2. Spinozas Wortgebrauch: Die Verschwörung auf Kamtschatka


Schopenhauers Auseinandersetzung mit Spinoza erfolgt nicht nur in Form von ausdrücklichen Berufungen oder latenten Einflüssen, sondern auch in Form von modifizierten Übernahmen oder energischen Zurückweisungen.

Seine Kritikpunkte dienen dieser Darstellung als strukturelles Grundgerüst. Sie sind nach den Gebieten Erkenntnistheorie, Metaphysik und Ethik angeordnet, wobei die Grenzziehung nicht immer ganz leicht war, zumal Spinoza manche Probleme als erkenntnistheoretische behandelt, die bei Schopenhauer metaphysischer Natur sind, oder umgekehrt.
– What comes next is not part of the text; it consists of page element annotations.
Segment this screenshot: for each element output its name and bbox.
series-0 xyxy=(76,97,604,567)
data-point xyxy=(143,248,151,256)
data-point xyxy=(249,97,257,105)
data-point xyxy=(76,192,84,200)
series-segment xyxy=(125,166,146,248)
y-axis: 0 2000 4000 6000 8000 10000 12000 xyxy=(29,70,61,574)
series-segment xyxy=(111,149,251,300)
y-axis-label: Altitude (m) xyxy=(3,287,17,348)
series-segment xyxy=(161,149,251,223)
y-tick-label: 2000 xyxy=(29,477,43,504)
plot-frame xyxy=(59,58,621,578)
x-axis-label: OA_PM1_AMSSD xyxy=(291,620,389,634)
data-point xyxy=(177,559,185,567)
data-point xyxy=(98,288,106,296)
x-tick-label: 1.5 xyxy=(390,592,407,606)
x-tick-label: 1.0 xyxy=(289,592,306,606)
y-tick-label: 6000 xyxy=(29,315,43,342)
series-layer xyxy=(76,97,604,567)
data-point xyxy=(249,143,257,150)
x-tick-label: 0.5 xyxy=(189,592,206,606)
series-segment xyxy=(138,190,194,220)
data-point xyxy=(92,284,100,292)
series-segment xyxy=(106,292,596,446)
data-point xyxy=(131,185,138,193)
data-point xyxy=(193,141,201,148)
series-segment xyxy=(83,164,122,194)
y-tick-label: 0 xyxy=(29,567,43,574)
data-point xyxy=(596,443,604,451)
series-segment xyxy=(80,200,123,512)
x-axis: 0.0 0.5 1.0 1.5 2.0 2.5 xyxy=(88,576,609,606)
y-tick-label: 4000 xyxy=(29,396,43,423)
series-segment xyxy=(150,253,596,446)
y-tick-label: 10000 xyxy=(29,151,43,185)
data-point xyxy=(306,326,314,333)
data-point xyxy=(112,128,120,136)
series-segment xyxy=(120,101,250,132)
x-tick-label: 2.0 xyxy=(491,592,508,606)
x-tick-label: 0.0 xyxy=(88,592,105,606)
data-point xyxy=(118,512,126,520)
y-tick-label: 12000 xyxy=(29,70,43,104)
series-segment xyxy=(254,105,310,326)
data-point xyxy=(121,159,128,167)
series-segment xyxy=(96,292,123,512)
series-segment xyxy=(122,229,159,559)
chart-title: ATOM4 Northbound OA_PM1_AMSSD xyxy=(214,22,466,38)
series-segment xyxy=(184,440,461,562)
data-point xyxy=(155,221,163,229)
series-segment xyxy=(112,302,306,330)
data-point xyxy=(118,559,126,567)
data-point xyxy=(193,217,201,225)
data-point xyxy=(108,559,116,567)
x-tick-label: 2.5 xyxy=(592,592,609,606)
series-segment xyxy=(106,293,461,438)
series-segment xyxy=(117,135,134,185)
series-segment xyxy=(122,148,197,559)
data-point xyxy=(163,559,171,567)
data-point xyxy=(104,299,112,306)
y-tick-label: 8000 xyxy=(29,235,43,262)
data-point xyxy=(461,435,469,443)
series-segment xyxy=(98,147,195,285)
Kritik übt Schopenhauer zunächst an dem Ausgang und Gebrauch von „selbstgezimmerten“ Begriffen wie „Substanz oder Gott“. Diese seien willkürliche Spekulationsbegriffe und nicht zünftig auf ihren Ursprung hin abgefragt worden. Derselbe Vorwurf gilt auch Hegel: „Der Grundgedanke der Hegelschen Philosophie ist die aufgefrischte Scholastisch-Realistische Lehre: Universalia ante rem, und damit den Spinozismus neu herausgeputzt“.41 Aber „es kann keinen Satz geben, infolge dessen allererst die Welt mit allen ihren Erscheinungen dawäre: daher lässt sich nicht eine Philosophie, wie Spinoza wollte, ex firmis principiis demonstrierend ableiten.“42 Schopenhauer besteht im Gegenzug auf seiner davon abweichenden Methode, einer „empirischen Metaphysik“.43

Der Satz Spinozas: „Wahrlich wie das Licht sich selbst und die Finsternis offenbart, so ist die Wahrheit die Richtschnur ihrer selbst wie des Falschen,“44 ist von Schopenhauer unterstrichen und wird von ihm mehrfach zitiert. Auch für Schopenhauer ist die philosophische Wahrheit eine, die sich „aus sich selbst heraus bewährt“, und sie entstammt einer besonderen Intuition.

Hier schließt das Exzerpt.